Figure 3. Chemistry and structure of miRNA therapeutic molecules

RNA molecules (RNA) has several bonds that have been modified for stability including the alpha oxygen of phosphate (red), 4’ hydrogen (green), 2’ hydroxide (orange), 4’ hydrogen (purple), and the 1’ amide linkage to the base (blue). Peptide nucleic acids (PNAs) substitute a peptide bond at the 1’ amide linkage to the base. Phosphorothioates, methylphosphonates, and boranophosphates substitute a sulfur, methyl, and a borano group, respectively, for the alpha-oxygen of the phosphate.
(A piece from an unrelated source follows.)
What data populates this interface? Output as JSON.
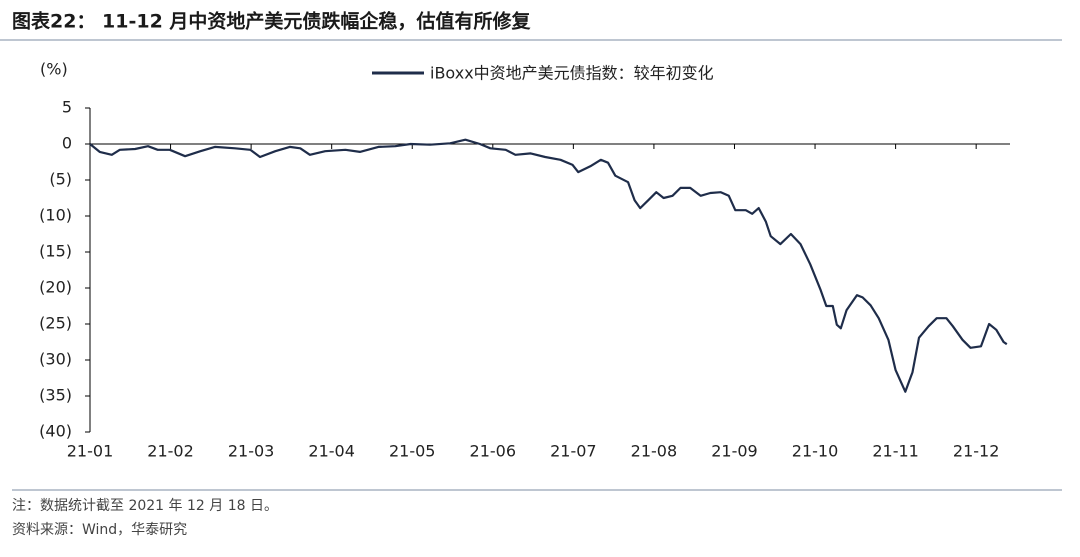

Locked nucleic acids (LNAs) add a secondary linkage between the 4’ carbon and the 2’ hydroxide while 2’-O-(2-methoxyethyl)-(2’-O-MOE), 2'-O-methyl-(2’-O-Me), and 2’-fluoro-(2’-F) RNAs substitutes less reactive groups for the 2’ hydroxyl group.

Figure 4. Therapeutic Strategies for miRNA activity

Delivered DNA or RNA (green) can act to augment, mimic miRNA activity, or prevent activity of miRNA. MicroRNA can be produced by plasmid DNA (miRNA gene therapy) that is introduced into the cell, or by introducing agents to increase by translation promoters or cofactors, or delivered directly (in the forms of pri−, pre−, or mature with or without passenger), i.e. miRNA mimic. To prevent the activity of expressed miRNAs, masks that compete with the binding site on mRNA inhibit miRNA binding with mRNA. In addition, binding of miRNA with the RISC complex may be inhibited with a sponge or a single miRNA binding anti-miRNA. Finally, translation may be directly repressed at the DNA level.